During the 16th and 17th centuries, Sitin al-Turab, as the village was called, belonged to the Turabay Emirate (1517-1683), which encompassed also the Jezreel Valley, Haifa, Jenin, Beit She'an Valley, northern Jabal Nablus, Bilad al-Ruha/Ramot Menashe, and the northern part of the Sharon plain.

In the 1596 tax records, Sirin formed part of the nahiya (subdistrict) of Jenin under the liwa' ("district") of Lajjun, with a population of 45 Muslim household. Villagers paid a fixed tax rate of 25% on a number of crops, including wheat and barley, as well as on goats and beehives; a total of 20,600 akçe.

A map by Pierre Jacotin from Napoleon's invasion of 1799 showed the place, named as Serin. James Silk Buckingham, who visited the village in 1816, transcribes its name as "Sereen" and describes it as being made up of about thirty to forty houses with half a dozen Bedouin tents located close to it. In 1838 Edward Robinson noted it as one of the villages at the brow of the Jordan valley, together with Awlam.
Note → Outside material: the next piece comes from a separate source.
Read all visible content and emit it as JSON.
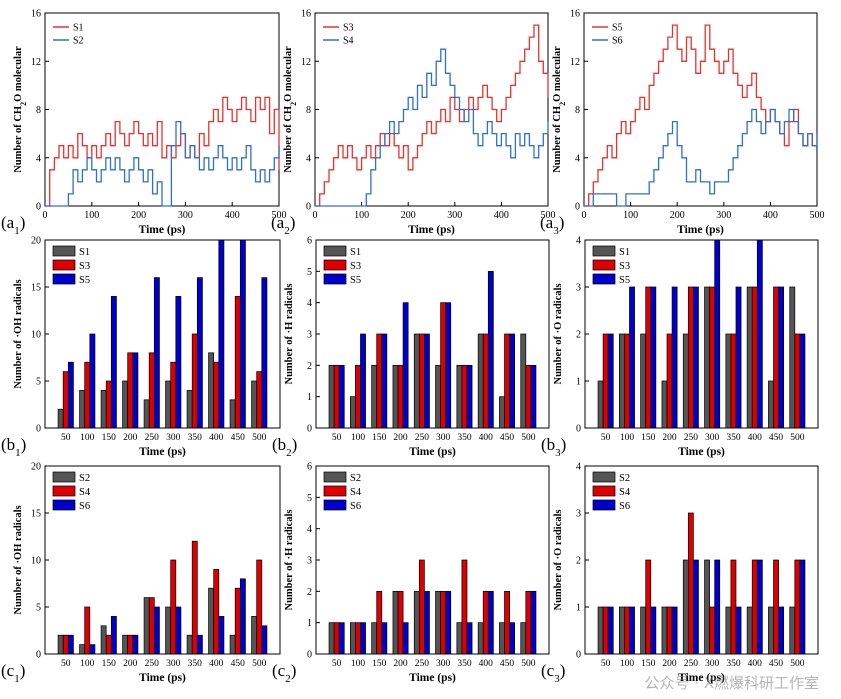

In 1859, the English consul estimated the population to be about 100 inhabitants, who cultivated 35 faddans of land In 1875 Victor Guérin found the village to have 400 inhabitants. He further noted an ancient tower, each side measuring 14 steps. The remains of two churches were seen, one of them had been transformed into a mosque. There was also a Wali nearby, called Neby Sirin. In 1882, the PEF's Survey of Western Palestine described the village of Sirin as being an adobe village of moderate size, surrounded by hedges of prickly pear.

===British Mandate===
In the 1922 census of Palestine, conducted by the authorities of Mandatory Palestine, Sirin had a population of 681; 621 Muslims and 60 Christians, where all the Christians were Roman Catholics. The population had decreased slightly by the 1931 census to 630; 562 Muslims and 68 Christians, in a total of 161 houses.

In the 1945 statistics, the population was 810; 620 Muslims and 190 Christians and the total land area was 28,445 dunums. Of the land, 413 dunums were used for plantations and irrigable land, 15,813 for cereals, while a total of 131 dunums were classified as built-up land.

===1948, aftermath===
====1948 war====
First evacuated in April 1948 by Jewish forces, by June 1948, some of the inhabitants had returned. Permanently depopulated by Israeli troops in the summer of 1948, Sirin was then completely destroyed.
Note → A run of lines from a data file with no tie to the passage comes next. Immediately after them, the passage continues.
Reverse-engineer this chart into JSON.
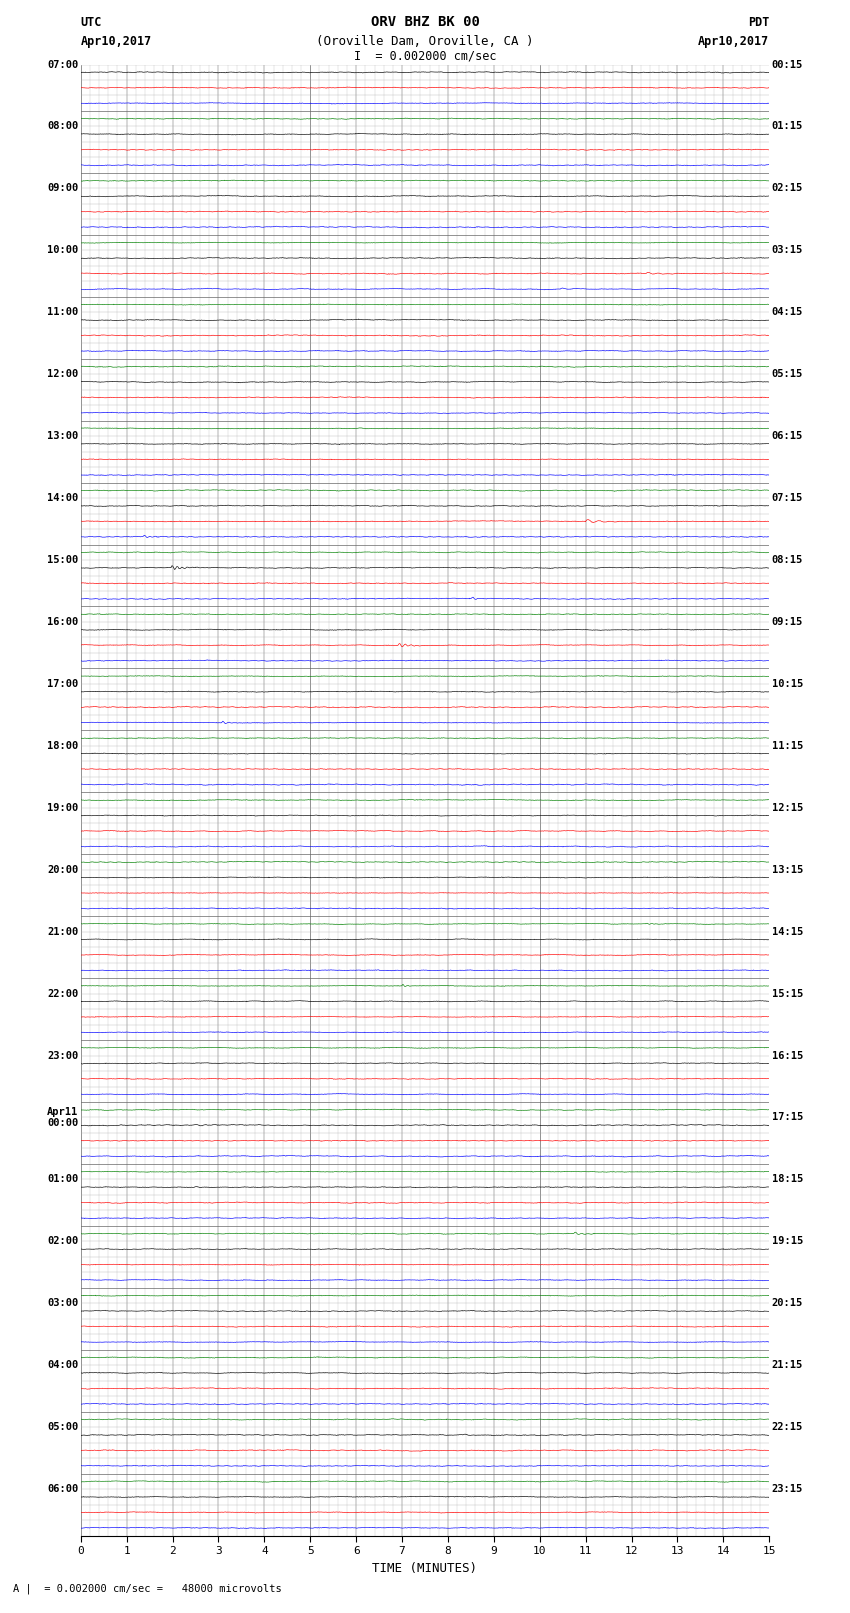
{
  "title_line1": "ORV BHZ BK 00",
  "title_line2": "(Oroville Dam, Oroville, CA )",
  "scale_label": "I  = 0.002000 cm/sec",
  "bottom_label": "A |  = 0.002000 cm/sec =   48000 microvolts",
  "xlabel": "TIME (MINUTES)",
  "xlim": [
    0,
    15
  ],
  "xticks": [
    0,
    1,
    2,
    3,
    4,
    5,
    6,
    7,
    8,
    9,
    10,
    11,
    12,
    13,
    14,
    15
  ],
  "bg_color": "#ffffff",
  "trace_colors": [
    "black",
    "red",
    "blue",
    "green"
  ],
  "utc_labels": [
    "07:00",
    "",
    "",
    "",
    "08:00",
    "",
    "",
    "",
    "09:00",
    "",
    "",
    "",
    "10:00",
    "",
    "",
    "",
    "11:00",
    "",
    "",
    "",
    "12:00",
    "",
    "",
    "",
    "13:00",
    "",
    "",
    "",
    "14:00",
    "",
    "",
    "",
    "15:00",
    "",
    "",
    "",
    "16:00",
    "",
    "",
    "",
    "17:00",
    "",
    "",
    "",
    "18:00",
    "",
    "",
    "",
    "19:00",
    "",
    "",
    "",
    "20:00",
    "",
    "",
    "",
    "21:00",
    "",
    "",
    "",
    "22:00",
    "",
    "",
    "",
    "23:00",
    "",
    "",
    "",
    "Apr11\n00:00",
    "",
    "",
    "",
    "01:00",
    "",
    "",
    "",
    "02:00",
    "",
    "",
    "",
    "03:00",
    "",
    "",
    "",
    "04:00",
    "",
    "",
    "",
    "05:00",
    "",
    "",
    "",
    "06:00",
    "",
    ""
  ],
  "pdt_labels": [
    "00:15",
    "",
    "",
    "",
    "01:15",
    "",
    "",
    "",
    "02:15",
    "",
    "",
    "",
    "03:15",
    "",
    "",
    "",
    "04:15",
    "",
    "",
    "",
    "05:15",
    "",
    "",
    "",
    "06:15",
    "",
    "",
    "",
    "07:15",
    "",
    "",
    "",
    "08:15",
    "",
    "",
    "",
    "09:15",
    "",
    "",
    "",
    "10:15",
    "",
    "",
    "",
    "11:15",
    "",
    "",
    "",
    "12:15",
    "",
    "",
    "",
    "13:15",
    "",
    "",
    "",
    "14:15",
    "",
    "",
    "",
    "15:15",
    "",
    "",
    "",
    "16:15",
    "",
    "",
    "",
    "17:15",
    "",
    "",
    "",
    "18:15",
    "",
    "",
    "",
    "19:15",
    "",
    "",
    "",
    "20:15",
    "",
    "",
    "",
    "21:15",
    "",
    "",
    "",
    "22:15",
    "",
    "",
    "",
    "23:15",
    "",
    ""
  ],
  "n_samples": 1800,
  "noise_scale": 0.025,
  "grid_minor_color": "#aaaaaa",
  "grid_major_color": "#555555",
  "grid_linewidth": 0.4
}
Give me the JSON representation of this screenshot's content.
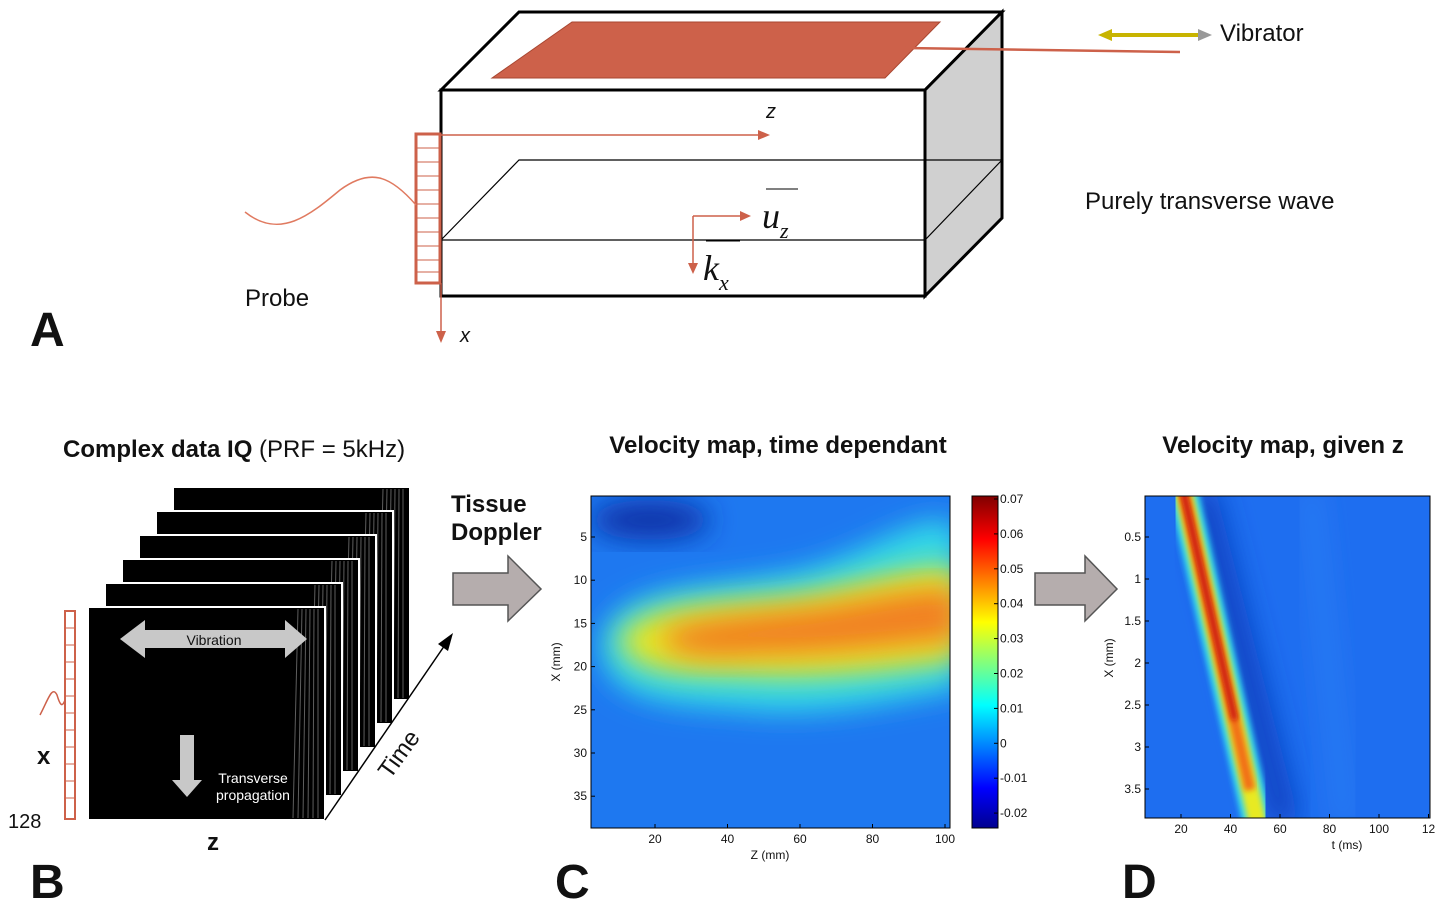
{
  "panel_a": {
    "label": "A",
    "vibrator": "Vibrator",
    "z_axis": "z",
    "u": "u",
    "u_sub": "z",
    "k": "k",
    "k_sub": "x",
    "wave": "Purely transverse wave",
    "probe": "Probe",
    "x_axis": "x"
  },
  "panel_b": {
    "label": "B",
    "title_bold": "Complex data IQ",
    "title_rest": "(PRF = 5kHz)",
    "vibration": "Vibration",
    "propagation": [
      "Transverse",
      "propagation"
    ],
    "x_axis": "x",
    "elements": 128,
    "z_axis": "z",
    "time": "Time"
  },
  "arrow_label": [
    "Tissue",
    "Doppler"
  ],
  "panel_c": {
    "label": "C",
    "title": "Velocity map, time dependant",
    "yticks": [
      5,
      10,
      15,
      20,
      25,
      30,
      35
    ],
    "ylabel": "X (mm)",
    "xticks": [
      20,
      40,
      60,
      80,
      100
    ],
    "xlabel": "Z (mm)",
    "colorbar_ticks": [
      0.07,
      0.06,
      0.05,
      0.04,
      0.03,
      0.02,
      0.01,
      0,
      -0.01,
      -0.02
    ]
  },
  "panel_d": {
    "label": "D",
    "title": "Velocity map, given z",
    "yticks": [
      0.5,
      1,
      1.5,
      2,
      2.5,
      3,
      3.5
    ],
    "ylabel": "X (mm)",
    "xticks": [
      20,
      40,
      60,
      80,
      100,
      12
    ],
    "xlabel": "t (ms)"
  }
}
Benny Morris writes that Sirin was one of the first of approximately two dozen villages that were evacuated on Arab orders in April–May 1948 for "pre-invasion military reasons." However Ilan Pappe writes that the village had not been evacuated and that it expected that it "would be exempt from the fate of the nearby villages", due to its good connections with Jewish authorities, but that it was nonetheless occupied by Jewish troops on May 12, 1948, expelling the population and destroying the mosque, church and monastery.
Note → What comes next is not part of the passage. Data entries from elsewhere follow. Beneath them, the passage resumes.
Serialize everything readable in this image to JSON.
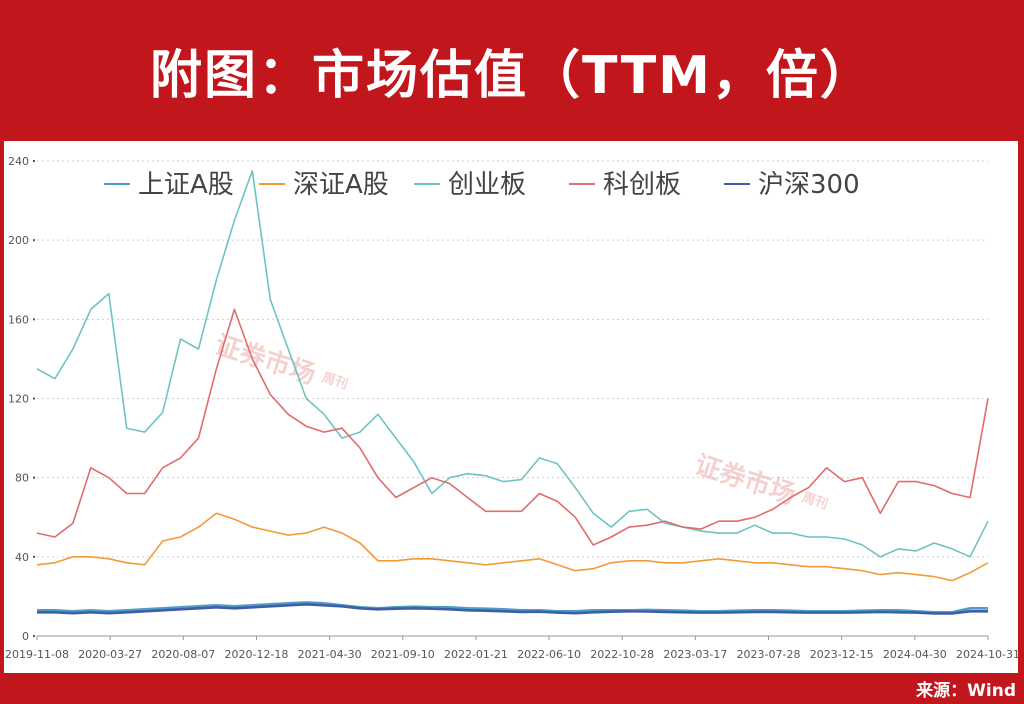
{
  "title": "附图：市场估值（TTM，倍）",
  "source": "来源：Wind",
  "watermark": {
    "main": "证券市场",
    "side": "周刊"
  },
  "chart_data": {
    "type": "line",
    "ylim": [
      0,
      240
    ],
    "yticks": [
      0,
      40,
      80,
      120,
      160,
      200,
      240
    ],
    "xticks": [
      "2019-11-08",
      "2020-03-27",
      "2020-08-07",
      "2020-12-18",
      "2021-04-30",
      "2021-09-10",
      "2022-01-21",
      "2022-06-10",
      "2022-10-28",
      "2023-03-17",
      "2023-07-28",
      "2023-12-15",
      "2024-04-30",
      "2024-10-31"
    ],
    "grid": true,
    "legend_position": "top",
    "series": [
      {
        "name": "上证A股",
        "color": "#4e9ec3",
        "values": [
          13,
          13,
          12.5,
          13,
          12.5,
          13,
          13.5,
          14,
          14.5,
          15,
          15.5,
          15,
          15.5,
          16,
          16.5,
          17,
          16.5,
          15.5,
          14.5,
          14,
          14.5,
          14.8,
          14.5,
          14.5,
          14,
          13.8,
          13.5,
          13,
          13,
          12.5,
          12.5,
          13,
          13,
          13,
          13.2,
          13,
          12.8,
          12.5,
          12.5,
          12.8,
          13,
          13,
          12.8,
          12.5,
          12.5,
          12.5,
          12.8,
          13,
          13,
          12.5,
          12,
          12,
          14,
          14
        ]
      },
      {
        "name": "深证A股",
        "color": "#f29b36",
        "values": [
          36,
          37,
          40,
          40,
          39,
          37,
          36,
          48,
          50,
          55,
          62,
          59,
          55,
          53,
          51,
          52,
          55,
          52,
          47,
          38,
          38,
          39,
          39,
          38,
          37,
          36,
          37,
          38,
          39,
          36,
          33,
          34,
          37,
          38,
          38,
          37,
          37,
          38,
          39,
          38,
          37,
          37,
          36,
          35,
          35,
          34,
          33,
          31,
          32,
          31,
          30,
          28,
          32,
          37
        ]
      },
      {
        "name": "创业板",
        "color": "#6cc4c3",
        "values": [
          135,
          130,
          145,
          165,
          173,
          105,
          103,
          113,
          150,
          145,
          180,
          210,
          235,
          170,
          145,
          120,
          112,
          100,
          103,
          112,
          100,
          88,
          72,
          80,
          82,
          81,
          78,
          79,
          90,
          87,
          75,
          62,
          55,
          63,
          64,
          57,
          55,
          53,
          52,
          52,
          56,
          52,
          52,
          50,
          50,
          49,
          46,
          40,
          44,
          43,
          47,
          44,
          40,
          58
        ]
      },
      {
        "name": "科创板",
        "color": "#e06c6c",
        "values": [
          52,
          50,
          57,
          85,
          80,
          72,
          72,
          85,
          90,
          100,
          135,
          165,
          140,
          122,
          112,
          106,
          103,
          105,
          95,
          80,
          70,
          75,
          80,
          77,
          70,
          63,
          63,
          63,
          72,
          68,
          60,
          46,
          50,
          55,
          56,
          58,
          55,
          54,
          58,
          58,
          60,
          64,
          70,
          75,
          85,
          78,
          80,
          62,
          78,
          78,
          76,
          72,
          70,
          120
        ]
      },
      {
        "name": "沪深300",
        "color": "#3e5fa8",
        "values": [
          12,
          12,
          11.5,
          12,
          11.5,
          12,
          12.5,
          13,
          13.5,
          14,
          14.5,
          14,
          14.5,
          15,
          15.5,
          16,
          15.5,
          15,
          14,
          13.5,
          13.8,
          14,
          13.8,
          13.5,
          13,
          12.8,
          12.5,
          12.2,
          12.3,
          11.8,
          11.5,
          12,
          12.3,
          12.5,
          12.4,
          12.2,
          12,
          11.8,
          11.8,
          12,
          12.2,
          12.2,
          12,
          11.8,
          11.8,
          11.8,
          12,
          12.2,
          12,
          11.8,
          11.4,
          11.4,
          12.5,
          12.5
        ]
      }
    ]
  }
}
When Israeli troops entered Sirin in June 1948, they that about 100 inhabitants had returned. After checking their IDs and searching for weapons (finding only some knives), the troops left the village. A report from the battalion's intelligence officer recommended, "the Arabs should be ejected from the area, the young men should be arrested, and the crops confiscated ..." Sirin, along with the villages of Hadatha, 'Ulam, and Ma'dhar, were all ethnically cleansed by Israeli troops in the summer of 1948.

====Remains (1990s)====
Walid Khalidi described all that was left of the village structures of Sirin in 1992: "The cemetery and one house (which serves as a storage room for straw) are all that remain of Sirin. Stone rubble surrounded by clusters of cactuses can be seen on the site. The site itself is used as a stockyard for cattle. The spring in the middle of the site is covered with a stone structure. Some of the land around the village is planted in cotton."

In 1994, Andrew Petersen visited Sirin and inspected the ruins of a Crusader tower.